Everyone in the glacier is acquainted with HAPO (high altitude pulmonary oedema), the cruel killer that fills the lungs with a sudden gush of water. Only chance of survival is moving the patient to a lower altitude by a copter, the chance of which looked bleak at this point.
Hailing from a civilian background, I was yet to come to terms with the essence of Army despite my tough years hitherto. Being a doctor in Army was just another job to me. But at this point I started getting into the groove.
Only a person having gone through it can realise how tough it is to cover the small distance at that altitude in knee-deep snow, braving the blizzard at night. We made the half kilometre in record 45 minutes, and reached the designated tent with snowflakes smeared over our snow-gears and long-unsaved whiskers.
The gunner boy was in his early twenties. He lay on a makeshift bed supported by a wooden plank serving as backrest, and was panting and puffing heavily. A pair of pressurised lanterns illuminated the tent adequately. The boy was surrounded by four of his anxious colleagues.

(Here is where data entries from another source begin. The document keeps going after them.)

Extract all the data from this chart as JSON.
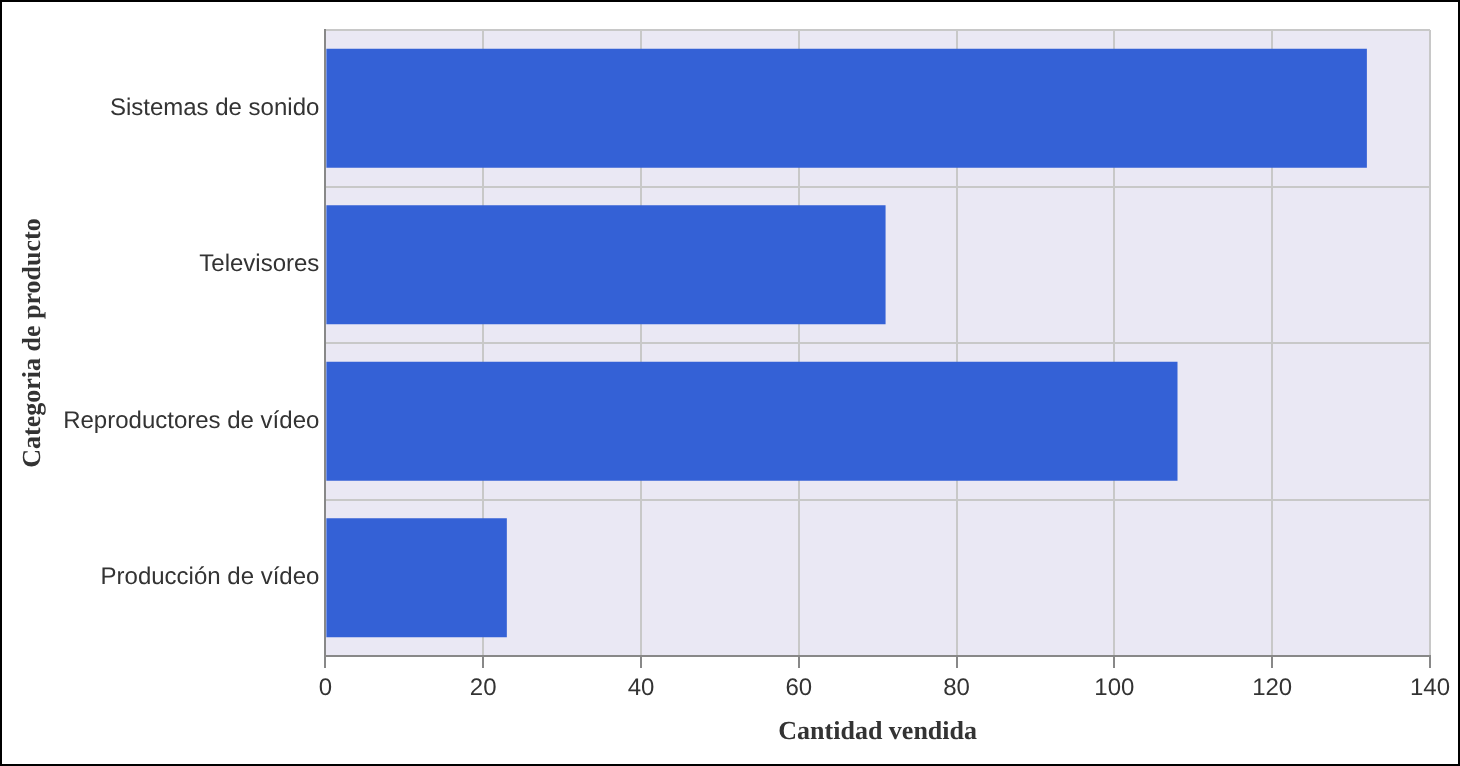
{
  "chart_data": {
    "type": "bar",
    "orientation": "horizontal",
    "xlabel": "Cantidad vendida",
    "ylabel": "Categoria de producto",
    "categories": [
      "Sistemas de sonido",
      "Televisores",
      "Reproductores de vídeo",
      "Producción de vídeo"
    ],
    "values": [
      132,
      71,
      108,
      23
    ],
    "color": "#3461d6",
    "xlim": [
      0,
      140
    ],
    "xticks": [
      0,
      20,
      40,
      60,
      80,
      100,
      120,
      140
    ],
    "grid": true
  }
}
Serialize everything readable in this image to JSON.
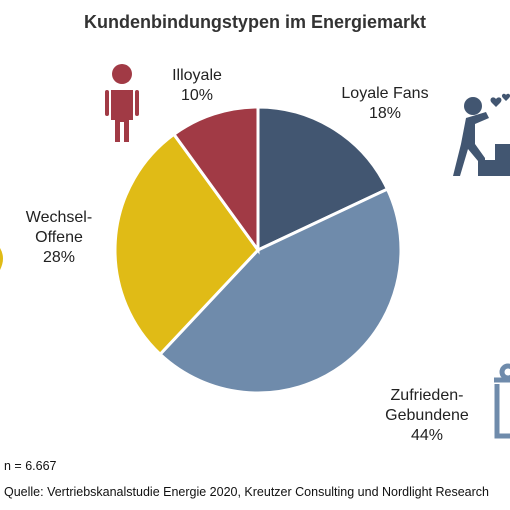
{
  "chart_data": {
    "type": "pie",
    "title": "Kundenbindungstypen im Energiemarkt",
    "start_angle_deg": 0,
    "direction": "clockwise",
    "slices": [
      {
        "name_lines": [
          "Loyale Fans"
        ],
        "value_label": "18%",
        "value": 18,
        "color": "#425671"
      },
      {
        "name_lines": [
          "Zufrieden-",
          "Gebundene"
        ],
        "value_label": "44%",
        "value": 44,
        "color": "#6f8bab"
      },
      {
        "name_lines": [
          "Wechsel-",
          "Offene"
        ],
        "value_label": "28%",
        "value": 28,
        "color": "#e0bb16"
      },
      {
        "name_lines": [
          "Illoyale"
        ],
        "value_label": "10%",
        "value": 10,
        "color": "#a13a45"
      }
    ]
  },
  "footer": {
    "sample_size": "n = 6.667",
    "source": "Quelle: Vertriebskanalstudie Energie 2020, Kreutzer Consulting und Nordlight Research"
  },
  "icons": {
    "illoyal": {
      "name": "disappointed-person-icon",
      "color": "#a13a45"
    },
    "fans": {
      "name": "person-with-hearts-icon",
      "color": "#425671"
    },
    "wechsel": {
      "name": "person-icon",
      "color": "#e0bb16"
    },
    "gebunden": {
      "name": "gift-box-icon",
      "color": "#6f8bab"
    }
  }
}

Gurjeet, the boy, made a vain but valiant attempt to get up and salute the top-brass guests as froth drooled down the corner of his mouth.
Brig. Nutiyal kept his large, fatherly hand over Gurjeet's shoulder. "Relax, son," he said in his mellow voice.
All Gurjeet could utter within his troubled breathing was, "I didn't give up, sir."
Gurjeet's fingers had a bluish tinge and his lungs were full of wheeze as I examined him. He was losing the battle for life; gradually, but surely. But his heroics didn’t elude my ears as his mates elaborated the same.
The cliff had run into an acute shortage of kerosene, the lifeline in Siachen. Kerosene jerricans are air-dropped around the peak and they often got buried in snow dunes at variable distance. Incessant poor weather prevented them to venture to the dunes and excavate the kerosene containers.
Gurjeet dared the snowfall to fetch a jerrican from one such dune. While halfway through, enemy shelling started. He had to run all the way to safety.
He carried the jerrican on his back, escaped the shells, but couldn't escape the wrath of altitude.
I gave my best under the circumstances with all sorts of injections, suction, manoeuvres and oxygen. Yet I knew it was in a losing cause.
"Sir, can we arrange for a chopper?" I looked frantically at the brigadier. I hated to lose this one.
Brigadier looked glum. "Not in this weather, I’m afraid, Capt. Mukherjee. I dearly wish I could."
Gurjeet breathed his last in an hour or so. I, Brig. Nutiyal, Maj. Nair, and all of us lost the battle as well- with Siachen; that literally means 'the land of roses' in local dialect.
"It's time to return his salute," Brig Nutiyal broke the prevailing silence. Gurjeet lay lifeless.
We all saluted in unison solemnly. Our eyes went moist. We soldiers don't cry. Yet, it was an emotional tribute to one more of the brave hearts that have withered in their prime to save their motherland.
That night I felt for the first time that I truly belong to the gallant family of soldiers; years after donning the olive-green.
I also had despised the sobriquet of ‘sheep’ thus far. I was proud to be a Sheep henceforth.
Now, having crossed my sixty-second birthday, I still feel honoured that I was a Siachen Sheep once.